Praekelt uses technology to design and build human-centered systems that transform businesses at scale. Our products aim to reach everyone in Africa and push the boundaries of digital user experience and technology. We rely on deep synthesis and collaboration between our strategy, design, and engineering teams to produce delightful and unexpected results.
We believe in the power of co-creation. Our clients are active participants in the product development process. We partner with them to make purpose-driven, relevant, and functional experiences that achieve measurable business objectives.
You will primarily be responsible for:
- Uptime of critical sites and systems
- Maintenance of servers (security patches, backups, and keeping services in line with current best practices)
- Deployment of new products
- Troubleshooting of performance issues
- Knowledge of configuration automation software such as puppet, salt, or ansible (we are currently using salt on our legacy systems)
- Assisting with resources to facilitate developers’ jobs, and keep them operational.

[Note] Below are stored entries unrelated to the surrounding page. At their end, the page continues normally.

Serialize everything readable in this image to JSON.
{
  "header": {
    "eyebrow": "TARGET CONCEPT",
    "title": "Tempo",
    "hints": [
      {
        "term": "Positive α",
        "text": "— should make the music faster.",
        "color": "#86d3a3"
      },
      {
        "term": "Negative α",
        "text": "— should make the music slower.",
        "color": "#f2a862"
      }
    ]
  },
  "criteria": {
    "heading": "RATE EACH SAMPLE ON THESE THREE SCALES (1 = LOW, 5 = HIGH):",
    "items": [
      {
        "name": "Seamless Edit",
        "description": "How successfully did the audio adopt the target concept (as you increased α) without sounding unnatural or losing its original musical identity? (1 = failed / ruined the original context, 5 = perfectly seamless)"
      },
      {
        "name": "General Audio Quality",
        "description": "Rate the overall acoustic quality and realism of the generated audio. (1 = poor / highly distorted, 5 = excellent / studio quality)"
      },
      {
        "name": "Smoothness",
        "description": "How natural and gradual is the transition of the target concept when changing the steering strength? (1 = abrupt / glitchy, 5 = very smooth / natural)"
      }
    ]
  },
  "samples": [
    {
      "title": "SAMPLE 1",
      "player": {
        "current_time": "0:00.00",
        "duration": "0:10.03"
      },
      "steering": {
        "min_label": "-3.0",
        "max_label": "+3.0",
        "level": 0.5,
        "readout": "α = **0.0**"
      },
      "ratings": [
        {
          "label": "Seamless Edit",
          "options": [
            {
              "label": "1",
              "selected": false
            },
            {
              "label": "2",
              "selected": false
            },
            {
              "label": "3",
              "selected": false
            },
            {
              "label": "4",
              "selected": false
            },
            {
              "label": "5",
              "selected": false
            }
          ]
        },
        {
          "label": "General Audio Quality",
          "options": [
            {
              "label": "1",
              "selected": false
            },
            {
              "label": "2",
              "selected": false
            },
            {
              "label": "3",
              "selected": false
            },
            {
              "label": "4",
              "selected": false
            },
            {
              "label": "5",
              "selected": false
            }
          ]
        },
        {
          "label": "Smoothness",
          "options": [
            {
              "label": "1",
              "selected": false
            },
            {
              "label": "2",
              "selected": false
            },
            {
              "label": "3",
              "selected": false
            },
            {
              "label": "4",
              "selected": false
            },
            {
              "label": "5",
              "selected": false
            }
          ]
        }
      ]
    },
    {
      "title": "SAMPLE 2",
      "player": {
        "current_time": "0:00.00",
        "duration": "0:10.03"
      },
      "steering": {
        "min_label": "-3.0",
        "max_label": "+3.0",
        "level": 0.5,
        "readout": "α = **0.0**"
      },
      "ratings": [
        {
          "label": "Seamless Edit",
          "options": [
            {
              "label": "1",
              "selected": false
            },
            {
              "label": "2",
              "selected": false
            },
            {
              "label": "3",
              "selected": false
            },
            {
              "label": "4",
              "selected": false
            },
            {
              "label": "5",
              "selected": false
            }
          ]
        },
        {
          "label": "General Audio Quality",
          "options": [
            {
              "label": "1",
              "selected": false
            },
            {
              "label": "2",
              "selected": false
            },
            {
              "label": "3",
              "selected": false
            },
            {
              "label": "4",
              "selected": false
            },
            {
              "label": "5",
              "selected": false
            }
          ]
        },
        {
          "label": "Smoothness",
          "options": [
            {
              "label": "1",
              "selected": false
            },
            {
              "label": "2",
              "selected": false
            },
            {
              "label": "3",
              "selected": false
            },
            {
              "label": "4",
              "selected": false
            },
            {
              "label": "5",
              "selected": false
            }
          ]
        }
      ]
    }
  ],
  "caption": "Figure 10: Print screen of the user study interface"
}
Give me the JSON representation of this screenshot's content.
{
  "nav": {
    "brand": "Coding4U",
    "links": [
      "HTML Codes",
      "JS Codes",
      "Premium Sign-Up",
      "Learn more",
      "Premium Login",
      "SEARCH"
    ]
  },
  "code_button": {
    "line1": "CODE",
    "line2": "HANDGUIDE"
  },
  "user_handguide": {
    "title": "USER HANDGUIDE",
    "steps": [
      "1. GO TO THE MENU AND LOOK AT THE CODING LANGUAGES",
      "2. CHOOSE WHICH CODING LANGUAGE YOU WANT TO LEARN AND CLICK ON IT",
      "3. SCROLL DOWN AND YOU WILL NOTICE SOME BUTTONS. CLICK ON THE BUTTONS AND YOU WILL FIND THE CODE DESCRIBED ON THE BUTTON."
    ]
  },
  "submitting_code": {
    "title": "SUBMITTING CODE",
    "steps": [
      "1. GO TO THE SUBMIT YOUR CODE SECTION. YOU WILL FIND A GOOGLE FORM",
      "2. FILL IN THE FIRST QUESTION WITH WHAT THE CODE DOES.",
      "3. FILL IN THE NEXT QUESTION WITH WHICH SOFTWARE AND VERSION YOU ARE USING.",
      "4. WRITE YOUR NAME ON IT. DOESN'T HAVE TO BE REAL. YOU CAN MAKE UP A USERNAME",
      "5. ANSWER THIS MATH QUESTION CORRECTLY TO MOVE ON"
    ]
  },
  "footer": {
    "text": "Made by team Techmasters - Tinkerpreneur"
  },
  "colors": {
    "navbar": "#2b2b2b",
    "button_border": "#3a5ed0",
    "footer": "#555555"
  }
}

This includes continuous integration systems (Travis CI), software deployment and basic troubleshooting of code (not the correction of it), and creation and management of software repositories (Github, PPAs, and PyPi).
- Ensuring servers are patched against security exploits in time, managing secure access to servers and repositories for partners and internal staff, and secure interconnection between systems (IPSEC and OpenVPN).

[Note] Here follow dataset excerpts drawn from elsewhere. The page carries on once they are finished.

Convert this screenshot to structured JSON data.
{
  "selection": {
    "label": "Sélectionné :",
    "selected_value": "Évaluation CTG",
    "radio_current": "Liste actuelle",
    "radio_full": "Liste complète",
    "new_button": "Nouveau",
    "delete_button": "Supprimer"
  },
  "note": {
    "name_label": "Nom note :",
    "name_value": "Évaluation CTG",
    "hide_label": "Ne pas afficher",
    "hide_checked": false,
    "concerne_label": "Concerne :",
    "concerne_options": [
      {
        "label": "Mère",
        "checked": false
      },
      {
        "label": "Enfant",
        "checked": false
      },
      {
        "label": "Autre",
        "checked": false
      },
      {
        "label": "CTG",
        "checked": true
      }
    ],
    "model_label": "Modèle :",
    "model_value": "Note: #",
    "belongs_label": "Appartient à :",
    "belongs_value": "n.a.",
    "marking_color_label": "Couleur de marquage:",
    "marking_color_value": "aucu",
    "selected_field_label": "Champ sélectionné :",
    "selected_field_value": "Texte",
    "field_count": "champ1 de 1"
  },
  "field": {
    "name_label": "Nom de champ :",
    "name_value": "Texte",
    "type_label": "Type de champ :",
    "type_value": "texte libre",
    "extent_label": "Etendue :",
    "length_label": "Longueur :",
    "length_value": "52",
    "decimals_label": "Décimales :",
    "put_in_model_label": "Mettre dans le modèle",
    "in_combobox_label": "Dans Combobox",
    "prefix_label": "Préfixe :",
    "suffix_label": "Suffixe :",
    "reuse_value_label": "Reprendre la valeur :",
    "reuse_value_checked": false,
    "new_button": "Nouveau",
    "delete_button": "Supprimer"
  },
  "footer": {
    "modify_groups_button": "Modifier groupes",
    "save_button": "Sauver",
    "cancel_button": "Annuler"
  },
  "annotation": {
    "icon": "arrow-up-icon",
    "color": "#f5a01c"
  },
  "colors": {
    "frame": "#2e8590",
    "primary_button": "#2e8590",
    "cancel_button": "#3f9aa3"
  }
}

- Ensuring our servers are configured in a documented and repeatable way. Performing firmware updates to hardware where advised by vendors. Replacing failed components. Ensuring the overall architecture is appropriate to the requirements of projects, is easily maintainable in the long term, and provides appropriate levels of redundancy. Ensuring all servers have at least 7 working daily backups.
- Provide uptime assurance after hours on standby. SRE also ensures monitoring is correctly configured on all servers. While we can’t guarantee the recovery time of any failure, as this may fall outside of our control, we endeavour to investigate any issue which results in the critical unavailability of a production service within 20 minutes.
- General support (problems, password changes, etc) of office infrastructure, Gmail, Slack, and Jira.
- Site load testing, unit testing, and disaster recovery testing, and quality assurance on a system level including backend performance, deployment sanity, security, scalability, and stability.
- Advise on and/or contribute to new or emerging technologies that might be relevant to Praekelt.
- Work well within cross-functional teams in order to produce world-class products and programmes that empower end-users.
Tech and service design partners that make digital things for real people.
- An honours degree in Computer Science or Engineering (or equivalent experience).
- Excellent knowledge of Linux (we standardise on Ubuntu LTS with occasional exposure to RHEL/OEL).
- Knowledge of database administration and maintenance (primarily PostgreSQL, occasional MySQL).
- Clustered services and high availability techniques (HTTP load balancers, VRRP, DNS failover services, etc)
- Some knowledge of networking (iproute2, IPTables, IPSec, OSPF)
- An in-depth understanding of common internet protocols (HTTP, DNS)
- Experience in cloud computing(GCP and AWS)
- Configuration management (Salt or equivalent DevOps stack)
- Some knowledge of development tools and revision control. We make extensive use of Git and Github for everything. The majority of our software is written in Python (Asyncio and Django) and Elixir.
- Extensive knowledge of Docker and Kubernetes.
- Knowledge of Helm, Terraform and Vault.
- Experience in monitoring and observability tools such as prometheus, datadog, newrelic
- The ability to remain calm under pressure
- Passionate about the digital industry and an avid consumer of digital media – always in the know about the latest trends, technologies and platforms
- The ability to think strategically, act quickly, multi-task and work collaboratively in an environment that values creativity and flexibility.
Services we currently use:
- Docker, Dockerhub,Kubernetes and Rancher
- Github and Travis CI
- Prometheus, Datadog, Newrelic, Sentry
- Memcached, Rabbitmq, Redis, Nginx
- AWS and GCP
- Postgres and Mysql (AWS RDS and GCP SQL)
- Citrix Xenserver and Ubuntu
Praekelt is committed to creating a fully inclusive and diverse environment that embraces difference and cultivates inclusivity. We actively encourage applicants of all races, ethnicities, religions, ages, genders, sexual orientations, and abilities.